Ini bisa mutlak terjadi, dikarenakan kelemahan pribadi suami atau anggapannya yang keliru, bahwa sikapnya itu sebagai wujud penghormatan kepada istrinya. Sehingga ketika ia sadar dan ingin mengembalikan kepemimpinan itu kepadanya, ternyata ia tidak sanggup. Sehingga, akhirnya berujung pada perceraian.
Semenjak menikah, seorang suami harus benar-benar sadar, bahwa kepemimpinan rumah tangga wajib berada di tanggannya.
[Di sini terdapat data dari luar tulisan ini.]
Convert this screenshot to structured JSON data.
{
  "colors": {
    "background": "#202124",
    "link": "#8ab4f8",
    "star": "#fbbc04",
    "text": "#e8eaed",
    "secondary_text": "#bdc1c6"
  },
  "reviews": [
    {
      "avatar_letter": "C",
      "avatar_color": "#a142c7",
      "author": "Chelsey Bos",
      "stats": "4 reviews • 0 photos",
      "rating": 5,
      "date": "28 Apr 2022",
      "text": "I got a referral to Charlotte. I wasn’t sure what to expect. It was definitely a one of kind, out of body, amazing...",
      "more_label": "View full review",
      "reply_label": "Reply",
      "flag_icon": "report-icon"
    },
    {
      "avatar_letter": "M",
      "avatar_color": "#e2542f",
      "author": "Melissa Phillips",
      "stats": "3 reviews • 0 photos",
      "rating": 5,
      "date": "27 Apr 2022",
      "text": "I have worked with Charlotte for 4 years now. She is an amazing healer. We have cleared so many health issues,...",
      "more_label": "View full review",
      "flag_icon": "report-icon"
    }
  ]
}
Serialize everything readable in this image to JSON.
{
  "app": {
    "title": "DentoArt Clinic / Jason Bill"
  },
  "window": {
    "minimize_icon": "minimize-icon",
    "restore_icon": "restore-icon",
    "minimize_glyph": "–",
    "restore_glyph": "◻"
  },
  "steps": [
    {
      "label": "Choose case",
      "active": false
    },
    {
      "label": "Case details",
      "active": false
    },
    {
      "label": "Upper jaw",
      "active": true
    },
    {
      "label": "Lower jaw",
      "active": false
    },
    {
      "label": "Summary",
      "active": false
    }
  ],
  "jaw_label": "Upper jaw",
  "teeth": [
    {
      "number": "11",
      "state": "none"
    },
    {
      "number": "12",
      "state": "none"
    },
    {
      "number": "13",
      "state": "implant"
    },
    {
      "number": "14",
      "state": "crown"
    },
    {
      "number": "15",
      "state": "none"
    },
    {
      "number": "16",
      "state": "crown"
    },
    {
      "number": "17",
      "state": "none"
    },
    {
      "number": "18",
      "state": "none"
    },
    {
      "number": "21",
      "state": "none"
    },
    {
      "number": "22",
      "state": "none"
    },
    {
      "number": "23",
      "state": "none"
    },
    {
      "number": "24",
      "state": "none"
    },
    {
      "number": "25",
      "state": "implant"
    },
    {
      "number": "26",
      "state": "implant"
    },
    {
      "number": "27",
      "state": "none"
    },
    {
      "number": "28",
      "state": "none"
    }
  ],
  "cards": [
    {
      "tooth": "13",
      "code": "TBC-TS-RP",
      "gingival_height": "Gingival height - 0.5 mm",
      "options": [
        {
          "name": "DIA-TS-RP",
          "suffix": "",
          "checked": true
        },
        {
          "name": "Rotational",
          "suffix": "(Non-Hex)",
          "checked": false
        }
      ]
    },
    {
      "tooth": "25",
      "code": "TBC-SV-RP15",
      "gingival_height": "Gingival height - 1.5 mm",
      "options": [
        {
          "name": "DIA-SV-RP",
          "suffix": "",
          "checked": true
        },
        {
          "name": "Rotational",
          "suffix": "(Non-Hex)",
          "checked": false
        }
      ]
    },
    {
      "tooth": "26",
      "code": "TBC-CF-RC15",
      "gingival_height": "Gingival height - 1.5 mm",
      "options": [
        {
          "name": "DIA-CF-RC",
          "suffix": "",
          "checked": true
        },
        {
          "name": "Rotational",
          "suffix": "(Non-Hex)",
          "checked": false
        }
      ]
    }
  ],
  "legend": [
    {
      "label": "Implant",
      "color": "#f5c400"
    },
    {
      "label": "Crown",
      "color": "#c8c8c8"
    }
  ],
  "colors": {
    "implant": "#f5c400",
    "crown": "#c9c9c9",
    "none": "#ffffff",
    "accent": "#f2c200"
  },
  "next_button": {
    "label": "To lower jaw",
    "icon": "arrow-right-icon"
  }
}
Jangan sampai rasa cinta yang berlebihan atau rasa bangga dapat menikahi wanita tersebut, akhirnya membuat dia lemah di hadapan istri dan berujung dengan penyesalan tak berguna.
Ketujuhbelas : Suami datang ke rumah istri pada malam hari setelah lama bepergian tanpa pemberitahuan sebelumnya. Hal ini terkadang membuatnya melihat hal-hal yang dibencinya, karena istri dalam keadaan tidak siap menyambutnya. Rasulullah bersabda.
إِذَا أَطَالَ أَحَدُكُمْ الْغَيْبَةَ فَلَا يَطْرُقْ أَهْلَهُ لَيْلًا
Jika kalian bepergian lama, maka janganlah kalian mendatangi rumah istri kalian pada malam hari.[20]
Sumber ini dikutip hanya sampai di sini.